Until, of course, it wasn’t. Day One, we were all fresh, happy to see each other, tactful, supportive, overlooking foibles, generous, filled with good intentions. Day Two was still good. But Day Three (Christmas) we all woke up out of sorts. My parents were staying in the guest room next to Sacha, recently occupied by Clara, and when asked, they mentioned they hadn’t slept well. Totally offhand, just a little comment, nothing to do with our bed or the traffic on Cathedral Avenue or the four times we’d been up with Sacha, whose wails no doubt pierced the walls like air raid signals.
They
hadn’t slept well? I tried not to glower at them. Who had?
What was this, Canyon Ranch? Weren’t they here to help?
Oh, and by the way. My father just thought he should let us know the outlet in the upstairs bathroom was on the fritz. And the towel bar was coming a little loose—not an emergency, but if we had a screwdriver handy—
Jacques got out the cordless screwdriver. I flashed back to Valerie in my department hallway. A woman, I thought, with foresight.
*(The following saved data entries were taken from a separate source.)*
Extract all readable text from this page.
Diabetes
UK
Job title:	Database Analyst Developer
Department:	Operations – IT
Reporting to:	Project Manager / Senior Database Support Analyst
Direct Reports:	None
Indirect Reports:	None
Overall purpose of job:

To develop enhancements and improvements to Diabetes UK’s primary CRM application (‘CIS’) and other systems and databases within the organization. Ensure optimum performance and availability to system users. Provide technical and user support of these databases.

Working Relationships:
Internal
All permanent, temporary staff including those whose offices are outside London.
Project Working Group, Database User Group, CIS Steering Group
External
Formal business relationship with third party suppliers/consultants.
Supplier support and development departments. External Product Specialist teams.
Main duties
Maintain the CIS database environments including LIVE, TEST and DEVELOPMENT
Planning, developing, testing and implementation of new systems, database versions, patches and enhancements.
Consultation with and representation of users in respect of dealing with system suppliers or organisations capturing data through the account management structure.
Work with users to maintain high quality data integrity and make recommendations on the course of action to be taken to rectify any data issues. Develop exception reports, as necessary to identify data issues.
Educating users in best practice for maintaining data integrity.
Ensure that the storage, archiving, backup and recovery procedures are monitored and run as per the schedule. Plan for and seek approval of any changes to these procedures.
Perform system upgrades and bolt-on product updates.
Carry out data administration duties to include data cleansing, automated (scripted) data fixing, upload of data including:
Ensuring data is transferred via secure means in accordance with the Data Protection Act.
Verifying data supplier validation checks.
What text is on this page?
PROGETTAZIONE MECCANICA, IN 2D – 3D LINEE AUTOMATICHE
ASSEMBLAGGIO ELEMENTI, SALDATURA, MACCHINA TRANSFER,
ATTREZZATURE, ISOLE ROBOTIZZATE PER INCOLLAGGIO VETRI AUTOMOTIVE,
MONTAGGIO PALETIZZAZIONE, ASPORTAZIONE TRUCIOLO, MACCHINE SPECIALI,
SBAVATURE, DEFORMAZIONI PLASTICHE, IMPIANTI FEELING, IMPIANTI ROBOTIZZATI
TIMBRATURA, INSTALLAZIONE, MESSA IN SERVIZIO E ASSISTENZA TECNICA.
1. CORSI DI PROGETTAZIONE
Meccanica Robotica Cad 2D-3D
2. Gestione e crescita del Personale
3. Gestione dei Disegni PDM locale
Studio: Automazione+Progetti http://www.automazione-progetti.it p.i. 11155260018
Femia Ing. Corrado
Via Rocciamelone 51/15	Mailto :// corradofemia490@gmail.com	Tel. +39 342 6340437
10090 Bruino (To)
Over breakfast, my mother started dropping hints. Sara, she began—apropos of nothing—had started cooking waffles from scratch this winter, using organic wheat flour from her local co-op. If she froze them ahead, she could just pop them in the toaster for Jenny and Rachel on busy school mornings.
Busy school mornings
. That sounded so Norman Rockwell to me, even without the waffles. I shifted Sacha from one breast to the other, irritable, as my mother’s eye panned to the box of cornflakes on our kitchen counter. Expired.